The Dual Ramsey Theorem

Let $(\mathbb{N} )^k$ denote the set of partitions of $\mathbb{N}$ into exactly knonempty pieces. Let $(\mathbb{N} )^\infty$ denote the set of partitions of $\mathbb{N}$ into infinitely many nonempty pieces. For $X\in(\mathbb{N} )^\infty$, (X)^k is the set of all $Y\in(\mathbb{N} )^k$ such that Y is coarser than X. The dual Ramsey theorem of Carlson/Simpson [6] reads as follows:

If $(\mathbb{N} )^k$ is colored with finitely many Borel colors, then there exists $X\in(\mathbb{N} )^\infty$ such that (X)^k is monochromatic.

This also holds with k replaced by $\infty$. There are some important generalizations of this due to Carlson.

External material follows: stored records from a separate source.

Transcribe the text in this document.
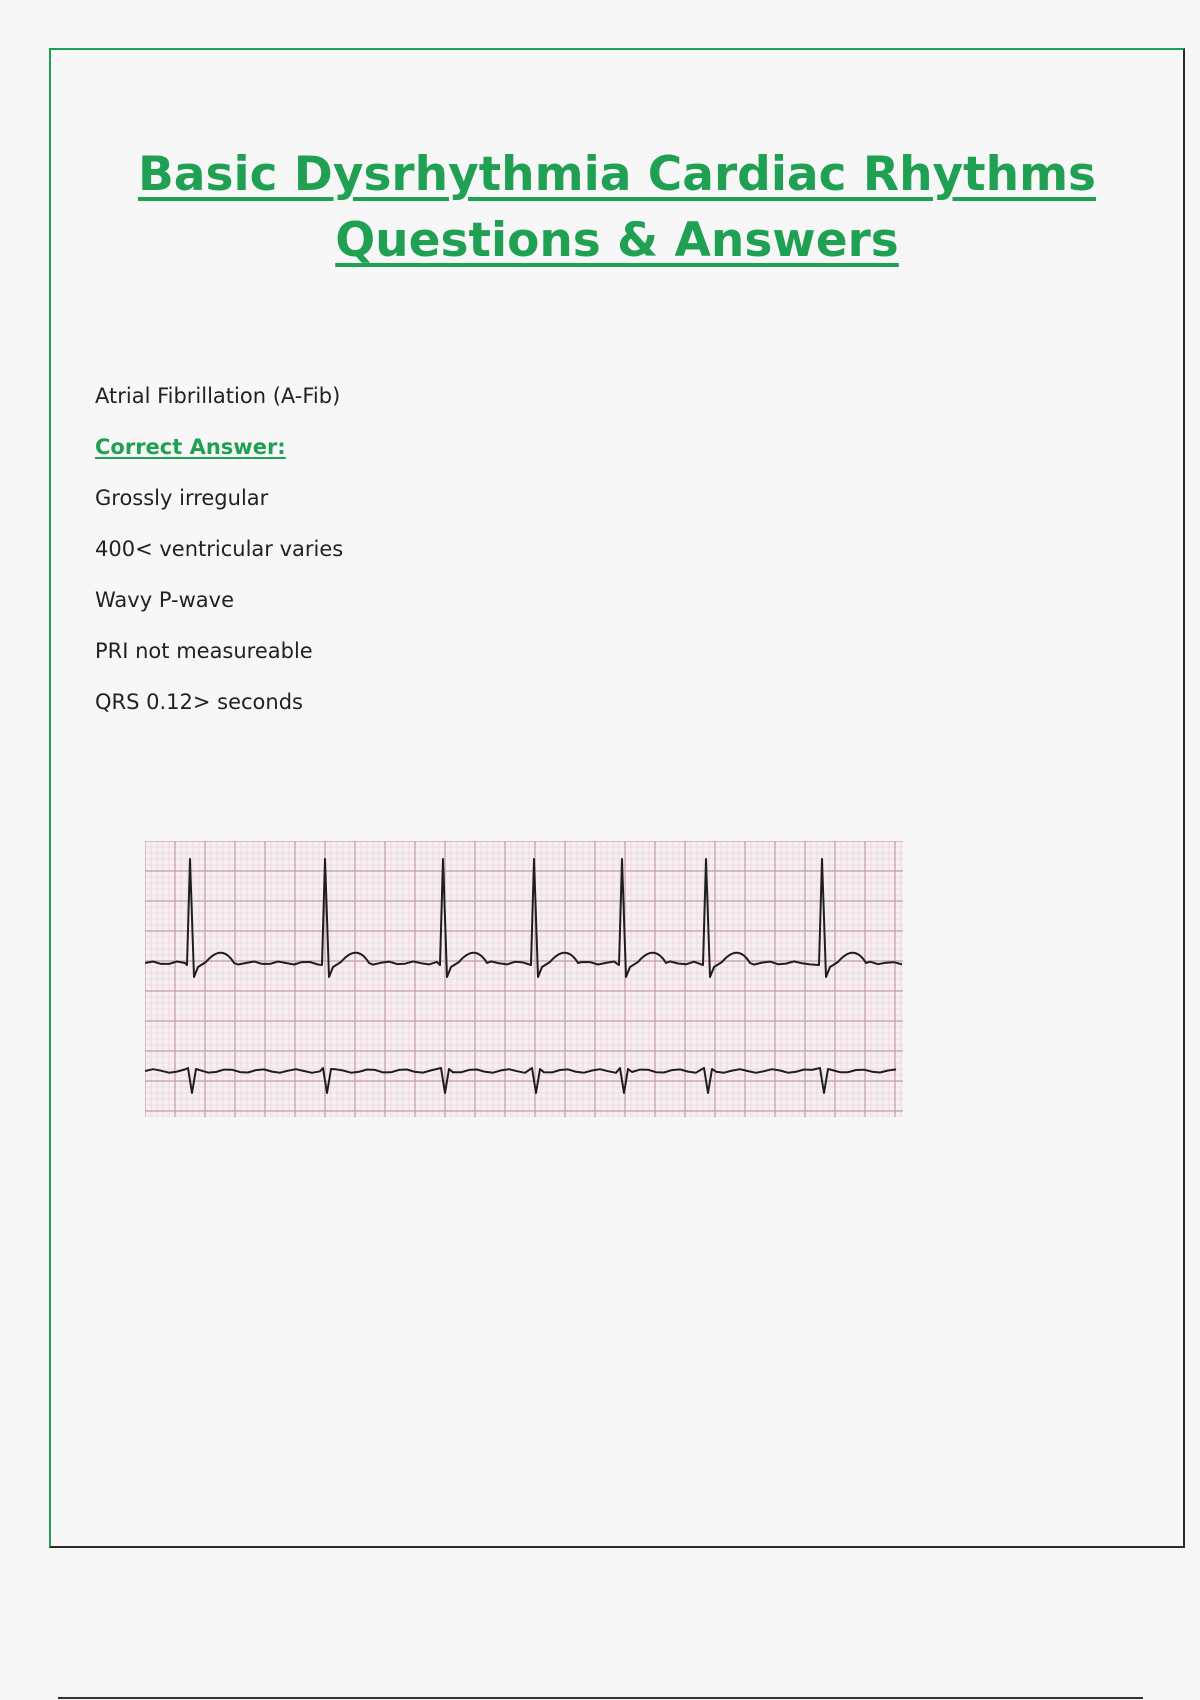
Basic Dysrhythmia Cardiac Rhythms
Questions & Answers
Atrial Fibrillation (A-Fib)
Correct Answer:
Grossly irregular
400< ventricular varies
Wavy P-wave
PRI not measureable
QRS 0.12> seconds
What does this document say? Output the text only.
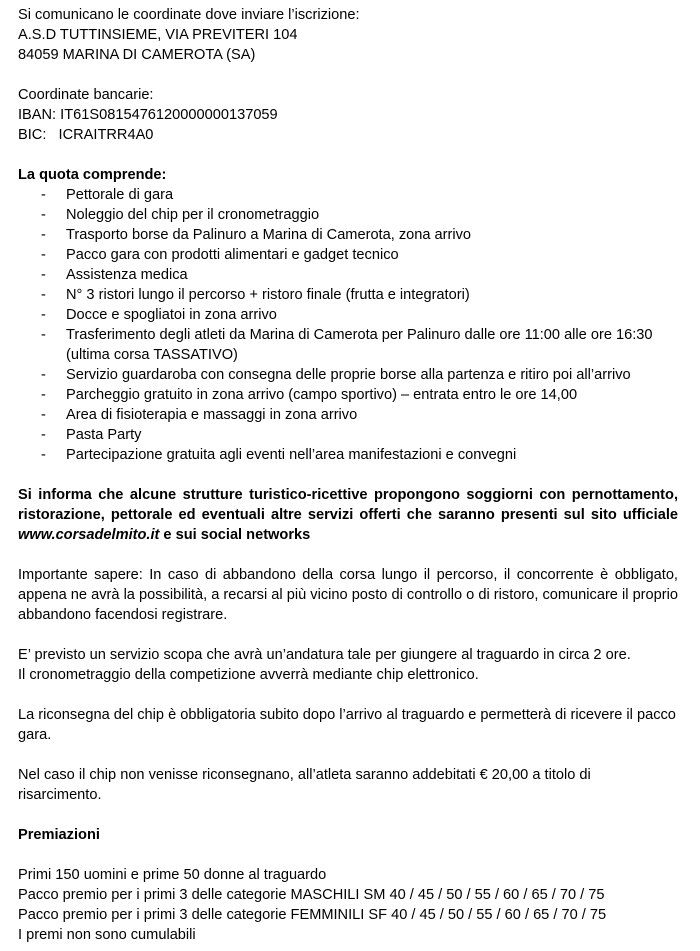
Si comunicano le coordinate dove inviare l’iscrizione:
A.S.D TUTTINSIEME, VIA PREVITERI 104
84059 MARINA DI CAMEROTA (SA)
Coordinate bancarie:
IBAN: IT61S0815476120000000137059
BIC:   ICRAITRR4A0
La quota comprende:
- Pettorale di gara
- Noleggio del chip per il cronometraggio
- Trasporto borse da Palinuro a Marina di Camerota, zona arrivo
- Pacco gara con prodotti alimentari e gadget tecnico
- Assistenza medica
- N° 3 ristori lungo il percorso + ristoro finale (frutta e integratori)
- Docce e spogliatoi in zona arrivo
- Trasferimento degli atleti da Marina di Camerota per Palinuro dalle ore 11:00 alle ore 16:30 (ultima corsa TASSATIVO)
- Servizio guardaroba con consegna delle proprie borse alla partenza e ritiro poi all’arrivo
- Parcheggio gratuito in zona arrivo (campo sportivo) – entrata entro le ore 14,00
- Area di fisioterapia e massaggi in zona arrivo
- Pasta Party
- Partecipazione gratuita agli eventi nell’area manifestazioni e convegni

Si informa che alcune strutture turistico-ricettive propongono soggiorni con pernottamento, ristorazione, pettorale ed eventuali altre servizi offerti che saranno presenti sul sito ufficiale www.corsadelmito.it e sui social networks

Importante sapere: In caso di abbandono della corsa lungo il percorso, il concorrente è obbligato, appena ne avrà la possibilità, a recarsi al più vicino posto di controllo o di ristoro, comunicare il proprio abbandono facendosi registrare.

E’ previsto un servizio scopa che avrà un’andatura tale per giungere al traguardo in circa 2 ore.
Il cronometraggio della competizione avverrà mediante chip elettronico.

La riconsegna del chip è obbligatoria subito dopo l’arrivo al traguardo e permetterà di ricevere il pacco gara.

Nel caso il chip non venisse riconsegnano, all’atleta saranno addebitati € 20,00 a titolo di risarcimento.

Premiazioni
Primi 150 uomini e prime 50 donne al traguardo
Pacco premio per i primi 3 delle categorie MASCHILI SM 40 / 45 / 50 / 55 / 60 / 65 / 70 / 75
Pacco premio per i primi 3 delle categorie FEMMINILI SF 40 / 45 / 50 / 55 / 60 / 65 / 70 / 75
I premi non sono cumulabili
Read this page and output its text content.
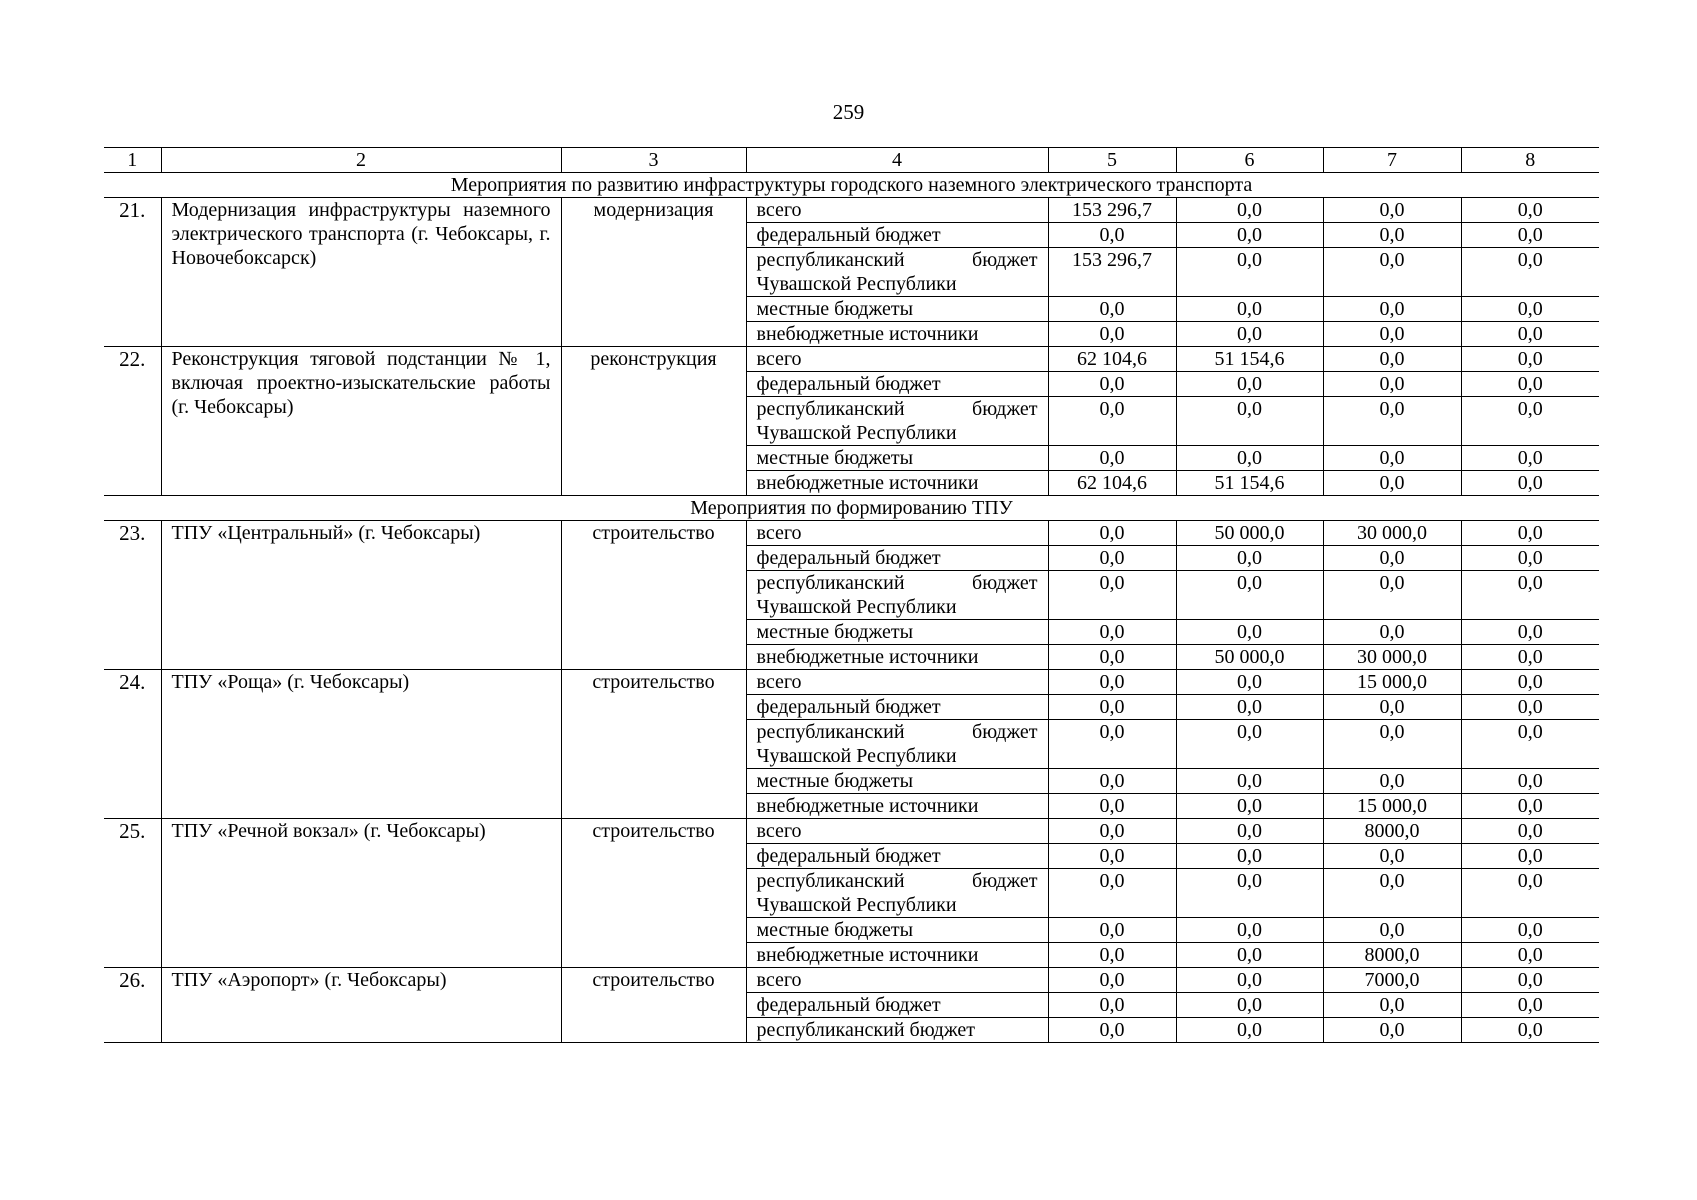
259
1	2	3	4	5	6	7	8
Мероприятия по развитию инфраструктуры городского наземного электрического транспорта							
21.	Модернизация инфраструктуры наземного электрического транспорта (г. Чебоксары, г. Новочебоксарск)	модернизация	всего	153 296,7	0,0	0,0	0,0
			федеральный бюджет	0,0	0,0	0,0	0,0
			республиканский бюджет Чувашской Республики	153 296,7	0,0	0,0	0,0
			местные бюджеты	0,0	0,0	0,0	0,0
			внебюджетные источники	0,0	0,0	0,0	0,0
22.	Реконструкция тяговой подстанции № 1, включая проектно-изыскательские работы (г. Чебоксары)	реконструкция	всего	62 104,6	51 154,6	0,0	0,0
			федеральный бюджет	0,0	0,0	0,0	0,0
			республиканский бюджет Чувашской Республики	0,0	0,0	0,0	0,0
			местные бюджеты	0,0	0,0	0,0	0,0
			внебюджетные источники	62 104,6	51 154,6	0,0	0,0
Мероприятия по формированию ТПУ							
23.	ТПУ «Центральный» (г. Чебоксары)	строительство	всего	0,0	50 000,0	30 000,0	0,0
			федеральный бюджет	0,0	0,0	0,0	0,0
			республиканский бюджет Чувашской Республики	0,0	0,0	0,0	0,0
			местные бюджеты	0,0	0,0	0,0	0,0
			внебюджетные источники	0,0	50 000,0	30 000,0	0,0
24.	ТПУ «Роща» (г. Чебоксары)	строительство	всего	0,0	0,0	15 000,0	0,0
			федеральный бюджет	0,0	0,0	0,0	0,0
			республиканский бюджет Чувашской Республики	0,0	0,0	0,0	0,0
			местные бюджеты	0,0	0,0	0,0	0,0
			внебюджетные источники	0,0	0,0	15 000,0	0,0
25.	ТПУ «Речной вокзал» (г. Чебоксары)	строительство	всего	0,0	0,0	8000,0	0,0
			федеральный бюджет	0,0	0,0	0,0	0,0
			республиканский бюджет Чувашской Республики	0,0	0,0	0,0	0,0
			местные бюджеты	0,0	0,0	0,0	0,0
			внебюджетные источники	0,0	0,0	8000,0	0,0
26.	ТПУ «Аэропорт» (г. Чебоксары)	строительство	всего	0,0	0,0	7000,0	0,0
			федеральный бюджет	0,0	0,0	0,0	0,0
			республиканский бюджет	0,0	0,0	0,0	0,0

This kind of result has been used by Furstenberg and Katznelson to obtain a ``density version'' of the Hales/Jewett theorem. For references, see my book [32, remark X.3.6].

There are many open problems concerning the strength of the dual Ramsey theorem and related theorems. Slaman [34] has shown that the dual Ramsey theorem is provable in $\Pi^1_1$- $\mathsf{CA}_0$. No interesting reversal is known.

Let A be a fixed finite alphabet. $A^{\textstyle*}$ denotes the set of words, i.e., finite strings of elements of A. An infinite variable word is an infinite string W of elements of $A\cup\{x_n:n\in\mathbb{N}\}$ such that each x_n occurs at least once, and all occurrences of x_n precede all occurrences of x_n+1, for all n. If $s=a_0\cdots a_{n-1}\in A^{\textstyle*}$, we denote by W(s)the word which results from W upon replacing all occurrences of x_m by a_m for each m<n, then truncating just before the first occurrence of x_n. A key lemma of Carlson/Simpson [6] reads as follows:

If $A^{\textstyle*}$ is colored with finitely many colors, then there exists an infinite variable word W such that $W(A^{\textstyle*})=\{W(s):s\in A^{\textstyle*}\}$ is monochromatic.

The strength of this lemma is unknown. In particular, it is unknown whether this lemma is true recursively, i.e., whether W can be taken to be recursive in the given coloring. For more background on this problem, see Simpson [30].